Pat was a republican and drew a great deal of substance and vigour from that movement and its traditions.  He was vehemently opposed to the presence of British troops in Ireland and a good number of years back, during a visit by Gerry Adams to Cork in the lead up to the Anglo-Irish agreement, Pat was ‘escorted’ from a public meeting after speaking out against Adams; he was extremely annoyed about being censored.

Pat Allen became widely known in Cork for his sheer persevere at the art of protesting.  He was more often than not to be found on the street, sometimes armed with leaflets and, at other times, armed with his own hand-made placards.  In recent years he also became famous for appearing in costume and in thinly veiled disguises.  At one memorable May Day protest, at the time of the anti-bin charges campaign in Cork, he emerged precariously from a wheelie bin located near the speakers' podium, to proclaim his opposition to the double-tax; his 'appearance' was met with loud applause.

His role call of campaign involvement included the Cork Unemployed Action Group (active during the early 80s), the Free The Old Head of Kinsale campaign, Cork Householders Against Service Charges, Cork Anti-War Campaign, Immigrant Solidarity, the Anti-H-Blocks Campaign, Dunnes Stores Strikers Support Group, the Free Nicky Kelly Campaign and, in recent years, Shell2Sea.  This is just to name some of his many contributions.
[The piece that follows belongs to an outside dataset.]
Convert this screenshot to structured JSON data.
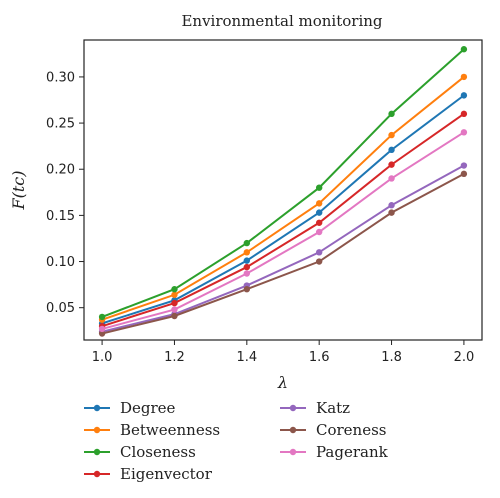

In 2007 Pat was arrested following a protest in Cork.  Wearing a Santa suit he attempted to draw attention to the plight of the homeless in the city.  2007 was still a period of boom in Ireland and Pat was scandalised by the injustice of what was happening – there had been a number of death from the cold among the homeless.  Charged and convicted on trumped charges of causing damage to council property, he was sent to Cork prison.  In honour of contribution and his steadfastness in struggle, in 2008, Pat Allen was given a special award of recognition by the Cork’s May Day Organising group.

Pat Allen will be greatly missed by all those active in the fight against injustice.  He brought colour, vitality and a great sense of anger about what was wrong in society.  A big presence at meetings, he presented a formidable difficulty to anyone who had to chair a meeting that he was at.  He was nonetheless widely loved and will be cherished in the memories of all those who had the pleasure of protesting alongside him.